I had been accused of making things up many times. Often enough, if I were being pressed to give testimony against myself, it was true. I'd make up anything to escape consequences.
“Don’t make up stories,” my father warned me as he caught me in it every time.
“I think you are making up stories,” my grandmother would say in a similar situation, sometimes unfairly.
This was the first time I could recall being accused of not making up a story. I'd even admitted beforehand that I was making it up. I didn’t know what to say. Mary could tell I'd fallen silent but her eyes were on the road. She started firing off questions. I tried to answer.

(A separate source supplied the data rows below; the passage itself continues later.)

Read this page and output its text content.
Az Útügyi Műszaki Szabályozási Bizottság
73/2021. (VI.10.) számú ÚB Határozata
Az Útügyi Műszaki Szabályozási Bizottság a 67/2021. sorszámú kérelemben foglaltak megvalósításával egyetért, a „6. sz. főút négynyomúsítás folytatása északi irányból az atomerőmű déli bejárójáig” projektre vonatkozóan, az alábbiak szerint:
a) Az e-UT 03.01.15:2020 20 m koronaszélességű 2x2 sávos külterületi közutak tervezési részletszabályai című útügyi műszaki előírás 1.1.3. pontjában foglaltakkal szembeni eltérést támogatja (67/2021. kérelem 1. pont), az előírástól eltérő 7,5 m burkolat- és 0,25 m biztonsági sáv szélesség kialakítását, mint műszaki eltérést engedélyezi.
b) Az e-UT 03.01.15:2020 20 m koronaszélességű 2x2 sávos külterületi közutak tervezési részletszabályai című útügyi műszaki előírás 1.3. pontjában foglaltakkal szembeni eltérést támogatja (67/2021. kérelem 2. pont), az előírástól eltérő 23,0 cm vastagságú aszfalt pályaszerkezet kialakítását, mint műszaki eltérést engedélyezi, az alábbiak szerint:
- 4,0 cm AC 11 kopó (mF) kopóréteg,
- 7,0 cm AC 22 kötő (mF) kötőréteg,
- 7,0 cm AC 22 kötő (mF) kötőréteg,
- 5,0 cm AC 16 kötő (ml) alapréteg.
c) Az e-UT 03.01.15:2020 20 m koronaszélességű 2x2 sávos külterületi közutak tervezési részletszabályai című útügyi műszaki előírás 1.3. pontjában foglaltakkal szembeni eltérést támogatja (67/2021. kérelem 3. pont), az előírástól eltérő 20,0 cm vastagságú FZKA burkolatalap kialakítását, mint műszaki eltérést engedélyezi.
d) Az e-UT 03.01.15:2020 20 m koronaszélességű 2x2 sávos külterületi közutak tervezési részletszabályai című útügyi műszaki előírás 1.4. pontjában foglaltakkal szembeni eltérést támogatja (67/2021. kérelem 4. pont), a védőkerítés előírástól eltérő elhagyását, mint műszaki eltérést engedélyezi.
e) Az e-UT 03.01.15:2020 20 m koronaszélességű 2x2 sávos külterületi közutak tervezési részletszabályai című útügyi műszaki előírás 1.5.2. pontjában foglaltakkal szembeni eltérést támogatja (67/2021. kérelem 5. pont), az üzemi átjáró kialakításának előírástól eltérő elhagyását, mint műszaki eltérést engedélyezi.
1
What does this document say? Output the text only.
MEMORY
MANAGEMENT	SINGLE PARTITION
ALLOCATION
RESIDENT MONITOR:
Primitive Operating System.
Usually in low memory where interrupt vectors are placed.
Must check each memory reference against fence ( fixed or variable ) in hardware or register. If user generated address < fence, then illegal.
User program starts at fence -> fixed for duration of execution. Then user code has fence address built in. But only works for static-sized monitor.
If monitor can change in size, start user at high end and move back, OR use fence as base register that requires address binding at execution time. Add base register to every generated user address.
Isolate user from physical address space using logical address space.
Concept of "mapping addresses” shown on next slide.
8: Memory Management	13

Her first thought to ask was about where I had read the story. But I hadn’t. Maybe, I ventured, it was like a kids' movie or something I'd seen on television. From the images in my head, the possibility sort of made sense to me. So Mary questioned me about TV programs. She included her son in the questions, too. Then she added more suggestions but we reached dead ends. The story hadn't come from kids' shows, cartoons, movies, or comic books. The only strong similarity was to the stories in an Aesop collection but my story hadn't been any of those. Mary's inquiries got gentler and gentler the longer her investigation continued.
“So." At a stoplight, she paused to take a different angle on the problem. She hit the gas pedal. "Do you remember the beginning of the story?”
After a bit of consideration, I told her what I thought was the beginning. She and Richard both remembered the actual starting phrase, though, and reminded me. I had to agree. They were right.
After a while, more quietly, Mary said, “I think you did make it up.”
"Sorry," I said. "I won't do it again."
“No, no, you did a good job." Her voice grew higher and louder for a moment. Then she took a deep breath. "I didn’t mean to discourage you.”
Of course, lots of people did mean to discourage me, often in understandable circumstances. Apparently, at least one person was willing to allow me to make up stories, though.
"Does Ann know?" she asked. "I mean, does your mother know you make up stories?"
"Uh huh." She had been the one to send my poems to the kids' magazine, Kaleidoscope.
"Then she likes the stories. You're doing fine."
My clearest memory of the incident is almost precisely this moment. The horrible confusion beforehand, which you would think sticks out, doesn't. By itself, the panic would not have formed a lasting impression. After all, I spent a significant part of my childhood confused and upset. Another possibility, the paradox of being accused of not making up a story, didn't turn out to be unique, either. Little puzzles with little 'aha' moments are sort of frequent, anyway. When our lives turn on them, maybe they become important to us, but we have to realize their importance, too, or else we take a different direction in our lives without remembering why. We often don't remember, I think.
No, the lasting emotion was my sense of relief and of wonder as I witnessed an adult change her mind. And say so. That was the revelation, one of the ordinary but essential 'ahas' of my life.